Margaux Magalhaes – Vers une rupture du partenariat stratégique entre l’administration Biden et la Turquie ?

La relation américano-turque, entrée dans une ère glaciaire depuis 2016, semble désormais en état de déliquescence. Les frictions sont multiples, compte tenu de l’éloignement d’Ankara des valeurs occidentales et de sa politique révisionniste sur la scène internationale. Alors que l’ordre international américain est menacé, Washington pourrait néanmoins continuer de miser sur la Turquie pour partager son « fardeau mondial » et endiguer l’expansionnisme russe, iranien et chinois. Cette stratégie née de la guerre froide pourrait être remise en cause si les États-Unis et la Turquie ne parvenaient pas à résoudre leurs contentieux les plus importants, notamment celui des S-400 russes. En tout état de cause, la nouvelle administration démocrate, en dépit de son idéalisme, doute que les Frères musulmans et les formations politiques qui s’en réclament puissent inscrire leurs actions politiques dans le libéralisme occidental. Ce scepticisme les amène à ne plus accorder à la Turquie qu’un rôle géopolitique et non plus idéologique.


Alors que Joe Biden vient de s’installer à la Maison-Blanche, diverses interrogations demeurent quant à la politique que son administration conduira à l’égard de la Turquie. S’il est vrai que depuis la fin de la guerre froide, la relation américano-turque a été qualifiée par les décideurs américains de « vitale », de « partenariat stratégique » voire de « partenariat modèle », force est de constater qu’une ère glaciaire s’y est depuis substituée. L’autoritarisme grandissant du président turc, Recep Tayyip Erdogan, patent depuis le coup d’État manqué de juillet 2016, couplé à une politique étrangère qualifiée de « révisionniste », aura contribué à ternir l’aura du « démocrate musulman » jadis encensé par Washington. Non seulement la Turquie s’éloigne des valeurs occidentales, mais elle poursuit une trajectoire indépendante sur la scène internationale en se rapprochant de la Russie, en menant des activités de forage dans la zone économique exclusive (ZEE) d’un allié de l’OTAN (la Grèce) ou encore en combattant le YPG – milice kurde syrienne alliée de la coalition internationale conduite par les États-Unis contre l’État islamique – perçu comme une menace par Ankara en raison de sa filiation au PKK. L’indocilité de la Turquie et son incapacité à être un pont civilisationnel par lequel les valeurs occidentales auraient dû pénétrer l’arc de crise, constitutif de la stratégie américaine post-guerre froide d’occidentalisation par proxies[1], auront mis un terme au « modèle turc », affaiblissant par conséquent la relation entre Washington et Ankara.

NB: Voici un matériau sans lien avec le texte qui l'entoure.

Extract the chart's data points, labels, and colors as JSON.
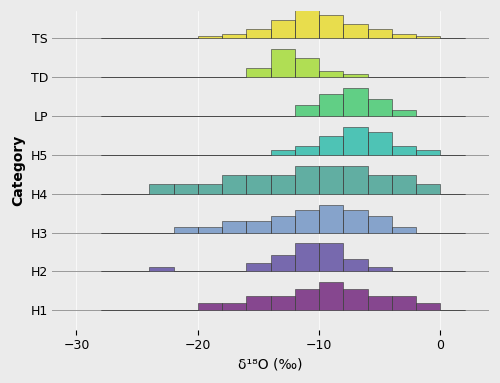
{
  "categories": [
    "H1",
    "H2",
    "H3",
    "H4",
    "H5",
    "LP",
    "TD",
    "TS"
  ],
  "colors": {
    "H1": "#7B3585",
    "H2": "#6B5BA8",
    "H3": "#7B9BC8",
    "H4": "#52A89A",
    "H5": "#3DBFAF",
    "LP": "#52CC7A",
    "TD": "#AADD44",
    "TS": "#E8DC3C"
  },
  "xlim": [
    -32,
    4
  ],
  "xlabel": "δ¹⁸O (‰)",
  "ylabel": "Category",
  "background_color": "#EBEBEB",
  "hist_data": {
    "TS": {
      "edges": [
        -28,
        -26,
        -24,
        -22,
        -20,
        -18,
        -16,
        -14,
        -12,
        -10,
        -8,
        -6,
        -4,
        -2,
        0,
        2
      ],
      "counts": [
        0,
        0,
        0,
        0,
        1,
        2,
        4,
        8,
        12,
        10,
        6,
        4,
        2,
        1,
        0
      ]
    },
    "TD": {
      "edges": [
        -28,
        -26,
        -24,
        -22,
        -20,
        -18,
        -16,
        -14,
        -12,
        -10,
        -8,
        -6,
        -4,
        -2,
        0,
        2
      ],
      "counts": [
        0,
        0,
        0,
        0,
        0,
        0,
        3,
        9,
        6,
        2,
        1,
        0,
        0,
        0,
        0
      ]
    },
    "LP": {
      "edges": [
        -28,
        -26,
        -24,
        -22,
        -20,
        -18,
        -16,
        -14,
        -12,
        -10,
        -8,
        -6,
        -4,
        -2,
        0,
        2
      ],
      "counts": [
        0,
        0,
        0,
        0,
        0,
        0,
        0,
        0,
        2,
        4,
        5,
        3,
        1,
        0,
        0
      ]
    },
    "H5": {
      "edges": [
        -28,
        -26,
        -24,
        -22,
        -20,
        -18,
        -16,
        -14,
        -12,
        -10,
        -8,
        -6,
        -4,
        -2,
        0,
        2
      ],
      "counts": [
        0,
        0,
        0,
        0,
        0,
        0,
        0,
        1,
        2,
        4,
        6,
        5,
        2,
        1,
        0
      ]
    },
    "H4": {
      "edges": [
        -28,
        -26,
        -24,
        -22,
        -20,
        -18,
        -16,
        -14,
        -12,
        -10,
        -8,
        -6,
        -4,
        -2,
        0,
        2
      ],
      "counts": [
        0,
        0,
        1,
        1,
        1,
        2,
        2,
        2,
        3,
        3,
        3,
        2,
        2,
        1,
        0
      ]
    },
    "H3": {
      "edges": [
        -28,
        -26,
        -24,
        -22,
        -20,
        -18,
        -16,
        -14,
        -12,
        -10,
        -8,
        -6,
        -4,
        -2,
        0,
        2
      ],
      "counts": [
        0,
        0,
        0,
        1,
        1,
        2,
        2,
        3,
        4,
        5,
        4,
        3,
        1,
        0,
        0
      ]
    },
    "H2": {
      "edges": [
        -28,
        -26,
        -24,
        -22,
        -20,
        -18,
        -16,
        -14,
        -12,
        -10,
        -8,
        -6,
        -4,
        -2,
        0,
        2
      ],
      "counts": [
        0,
        0,
        1,
        0,
        0,
        0,
        2,
        4,
        7,
        7,
        3,
        1,
        0,
        0,
        0
      ]
    },
    "H1": {
      "edges": [
        -28,
        -26,
        -24,
        -22,
        -20,
        -18,
        -16,
        -14,
        -12,
        -10,
        -8,
        -6,
        -4,
        -2,
        0,
        2
      ],
      "counts": [
        0,
        0,
        0,
        0,
        1,
        1,
        2,
        2,
        3,
        4,
        3,
        2,
        2,
        1,
        0
      ]
    }
  },
  "row_scale": 0.72,
  "title_fontsize": 10,
  "label_fontsize": 10,
  "tick_fontsize": 9
}
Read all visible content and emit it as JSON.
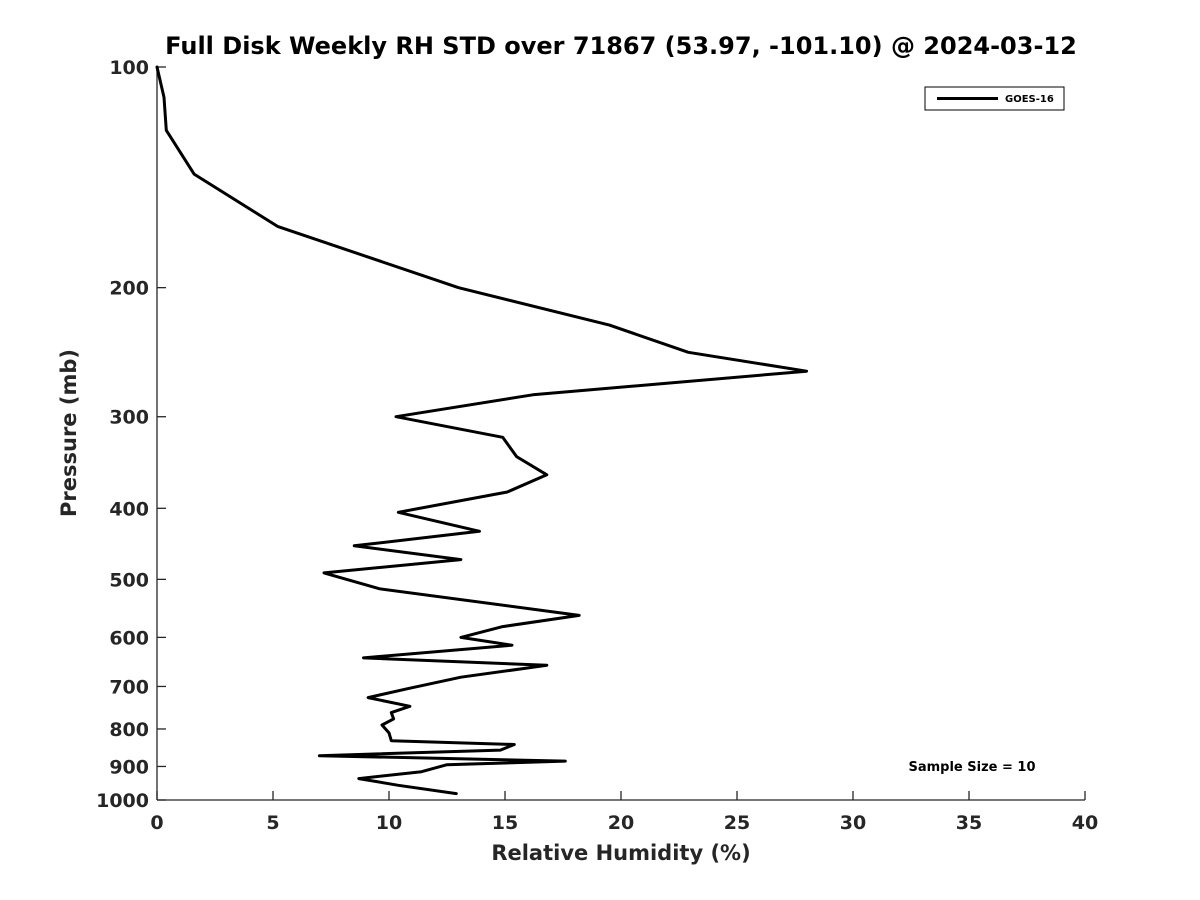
{
  "chart_data": {
    "type": "line",
    "title": "Full Disk Weekly RH STD over 71867 (53.97, -101.10) @ 2024-03-12",
    "xlabel": "Relative Humidity (%)",
    "ylabel": "Pressure (mb)",
    "xlim": [
      0,
      40
    ],
    "ylim": [
      100,
      1000
    ],
    "y_scale": "log",
    "y_reversed": true,
    "x_ticks": [
      0,
      5,
      10,
      15,
      20,
      25,
      30,
      35,
      40
    ],
    "y_ticks": [
      100,
      200,
      300,
      400,
      500,
      600,
      700,
      800,
      900,
      1000
    ],
    "grid": false,
    "legend_position": "top-right",
    "series": [
      {
        "name": "GOES-16",
        "color": "#000000",
        "x": [
          0.0,
          0.3,
          0.4,
          1.6,
          5.2,
          13.0,
          19.5,
          22.9,
          28.0,
          16.2,
          10.3,
          14.9,
          15.5,
          16.8,
          15.1,
          10.4,
          13.9,
          8.5,
          13.1,
          7.2,
          9.6,
          18.2,
          14.9,
          13.1,
          15.3,
          8.9,
          16.8,
          13.1,
          10.8,
          9.1,
          10.9,
          10.1,
          10.2,
          9.7,
          10.0,
          10.1,
          15.4,
          14.8,
          7.0,
          17.6,
          12.5,
          11.4,
          8.7,
          10.4,
          12.9
        ],
        "y": [
          100,
          110,
          122,
          140,
          165,
          200,
          225,
          245,
          260,
          280,
          300,
          320,
          340,
          360,
          380,
          405,
          430,
          450,
          470,
          490,
          515,
          560,
          580,
          600,
          615,
          640,
          655,
          680,
          705,
          725,
          745,
          760,
          775,
          790,
          810,
          830,
          840,
          855,
          870,
          885,
          895,
          915,
          935,
          955,
          980
        ]
      }
    ],
    "annotations": [
      "Sample Size = 10"
    ]
  }
}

Face à cet allié remuant, l’administration Biden choisira-t-elle d’adopter un ton relativement conciliant comme l’avait fait Donald Trump ? Ou est-ce que les affinités pro-kurdes et pro-grecques prêtées au nouveau locataire de la Maison-Blanche l’amèneront à revoir la lecture stratégique que les États-Unis avaient jusqu’alors de la Turquie ? Si ses vives critiques à l’encontre de la Turquie lors de sa campagne et son soutien explicite à l’opposition d’Erdogan[2] semblent à première vue attester qu’une rupture du partenariat stratégique pourrait bien avoir lieu, il serait néanmoins peu probable que la valeur stratégique de la Turquie s’amenuise sous son mandat. L’évolution du système international, marqué par la contestation de l’ordre américain par la Chine et la Russie, associée à la volonté de l’administration Biden de parvenir à un accord sur le nucléaire iranien, dictera, selon toute vraisemblance, l’agenda américain envers la Turquie. Mais, en l’absence de valeurs et de menaces existentielles communes, cette alliance – pur produit de la guerre froide – a vocation à devenir plus ad hoc et donc à être moins idéalisée que par le passé. Il est ainsi à prévoir que l’administration Biden n’envisagera plus sa relation avec la Turquie qu’au travers du prisme de sa rivalité avec la Russie, la Chine et l’Iran.